28

Fabrizio dejó la casa y la familia tres meses después de la marcha de Rossano. Se había producido en la montaña un enfrentamiento durísimo entre un regimiento alemán, apoyado por los fascistas de las brigadas negras, y la formación partisana Stella Rossa. Los alemanes habían sido derrotados y habían dejado sobre el terreno más de quinientos hombres. Una batalla en la que el comandante Musolesi, llamado Lupo, había aprovechado su conocimiento del territorio como consumado estratega. La noticia se había extendido con la rapidez del rayo por toda la zona, provocando gran entusiasmo. Tras la constitución, en la montaña, de la República partisana de Montefiorino, aquel era otro gran éxito militar. Querían combatir y hacer su contribución al rescate de la nación.

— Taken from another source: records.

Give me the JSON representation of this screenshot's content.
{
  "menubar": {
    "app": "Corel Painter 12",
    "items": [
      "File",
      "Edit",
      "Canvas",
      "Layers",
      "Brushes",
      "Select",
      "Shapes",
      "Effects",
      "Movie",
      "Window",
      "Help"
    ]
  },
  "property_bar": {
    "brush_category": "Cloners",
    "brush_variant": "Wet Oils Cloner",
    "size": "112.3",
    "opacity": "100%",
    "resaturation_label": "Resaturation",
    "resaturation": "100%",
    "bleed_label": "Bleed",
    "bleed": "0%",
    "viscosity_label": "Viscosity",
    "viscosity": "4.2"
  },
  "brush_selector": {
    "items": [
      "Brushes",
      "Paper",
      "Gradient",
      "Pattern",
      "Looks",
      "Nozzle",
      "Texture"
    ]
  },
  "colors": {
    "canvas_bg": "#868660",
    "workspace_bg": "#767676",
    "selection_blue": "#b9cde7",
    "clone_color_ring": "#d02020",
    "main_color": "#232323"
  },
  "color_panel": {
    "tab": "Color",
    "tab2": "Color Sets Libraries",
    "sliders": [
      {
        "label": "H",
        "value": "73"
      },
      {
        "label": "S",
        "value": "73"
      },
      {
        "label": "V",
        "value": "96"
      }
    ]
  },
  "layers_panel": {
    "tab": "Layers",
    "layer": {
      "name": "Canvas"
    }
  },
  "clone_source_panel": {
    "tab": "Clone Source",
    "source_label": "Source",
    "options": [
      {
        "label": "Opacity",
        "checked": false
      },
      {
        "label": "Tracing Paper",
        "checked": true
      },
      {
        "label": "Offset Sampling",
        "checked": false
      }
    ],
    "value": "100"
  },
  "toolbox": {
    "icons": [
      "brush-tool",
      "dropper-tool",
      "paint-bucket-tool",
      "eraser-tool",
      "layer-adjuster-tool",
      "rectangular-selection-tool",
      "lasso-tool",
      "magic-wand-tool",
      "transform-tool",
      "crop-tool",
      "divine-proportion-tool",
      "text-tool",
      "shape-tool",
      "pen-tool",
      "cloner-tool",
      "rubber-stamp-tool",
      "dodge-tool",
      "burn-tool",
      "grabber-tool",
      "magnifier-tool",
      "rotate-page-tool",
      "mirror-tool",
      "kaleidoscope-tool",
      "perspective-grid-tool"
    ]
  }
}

Desde hacía tiempo Fabrizio acariciaba aquella aspiración, pero no había querido hablar de ello con el herrero por temor a verse disuadido, y fue uno de los primeros en partir. Antes del amanecer, a las cuatro de la mañana. La madre, bañada en lágrimas, le preparó la mochila con las provisiones y hasta el final esperó poder convencerlo para que renunciase. Su padre, que se había dado ya cuenta de la imposibilidad de pararle, le regaló un par de botas nuevas.

—Me hubiera gustado llevarte con la camioneta, al menos hasta el Sasso, pero no tengo gasoil y no se encuentra en ninguna parte. Te llevará Iófa, ahí está con el carro, pero solo hasta el Sasso, porque después tiene que volver.

Antes de dejarle le dio un fuerte abrazo llorando en silencio.

Fabrizio trató de controlar sus propias emociones.

—Tranquilo, padre, volveré. Sé cuidar de mí mismo.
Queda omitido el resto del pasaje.